Leonard Schleifer, president and CEO of Regeneron Pharmaceuticals Inc, told the Albany Business Review that a recent bidding process between 10 regions for $709 million in state funding was a good thing that increased healthy competition.

“While we’re competing, I think it’s going to have a real halo effect into the other regions,” Schleifer said of the Mid-Hudson area, which received $82.8 million in state funds,

Schleifer is co-chair of the Mid-Hudson region’s economic development council, and although Regeneron itself wasn’t awarded any specific funding, the company will likely benefit from improved infrastructure and beneficial tax incentives.

“There’s a lot of activity going on that we have in common,” Schleifer told the paper. “The regions are different, but we do have the commonality of a lot of high-tech business up and down the region.”

Regeneron is based in posh Westchester County and has around 2,500 total workers in New York state, with 900 at its East Greenbush site. The Albany region, where the plant is located, was awarded $60 million, a huge chunk of the total available.
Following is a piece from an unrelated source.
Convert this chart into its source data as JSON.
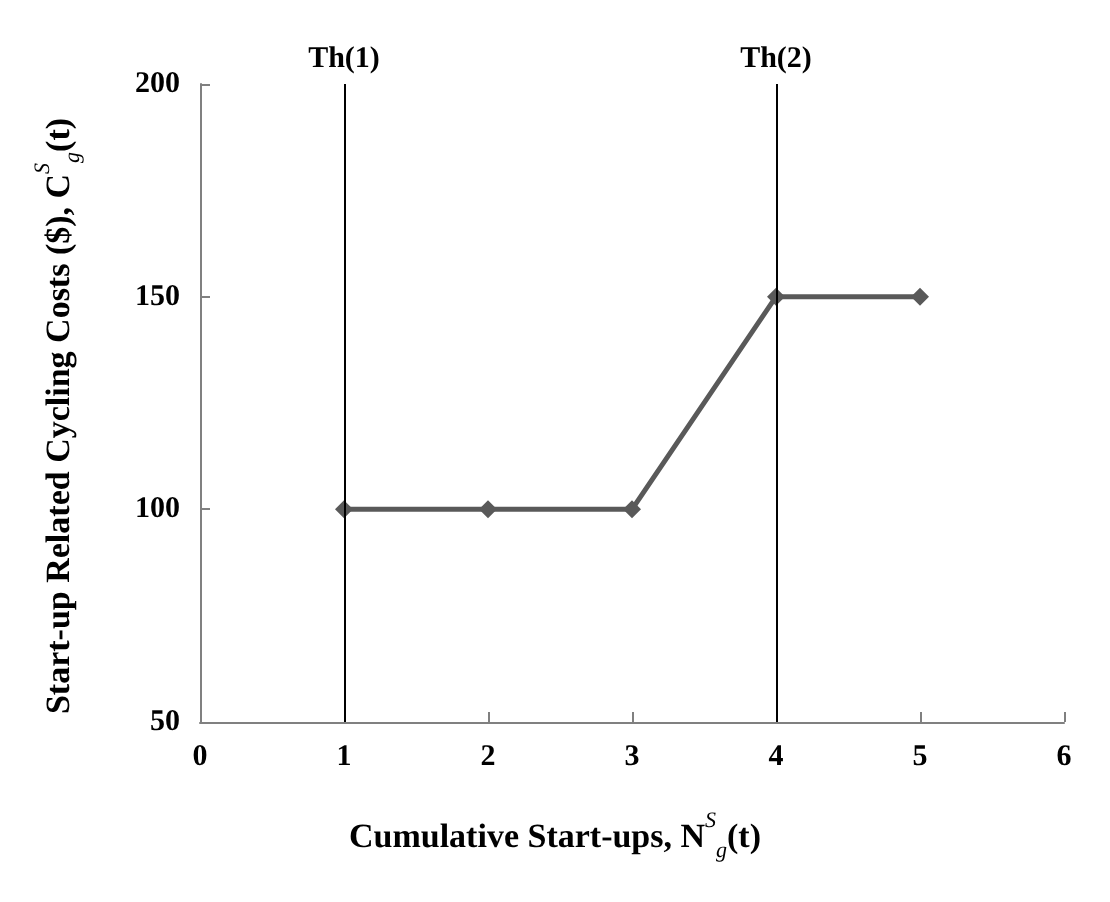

“The state has a great set of diverse skills and opportunities, and we as a company saw that we could grow discovery research and corporate activities, as well as our manufacturing all throughout the state,” Schleifer said in the interview.

Part of that plan is doubling Regeneron’s workforce, he said, as Schleifer co-chairs the Mid-Hudson council with Dennis Murray, president of Marist College.

“When Dennis and I worked on our plan for the region, you could really feel our region is almost a model for the state because we have both very rural and very urban locations, just like the state does,” Schleifer said. “If we can make it work regionally, I think it’ll work for the whole state.”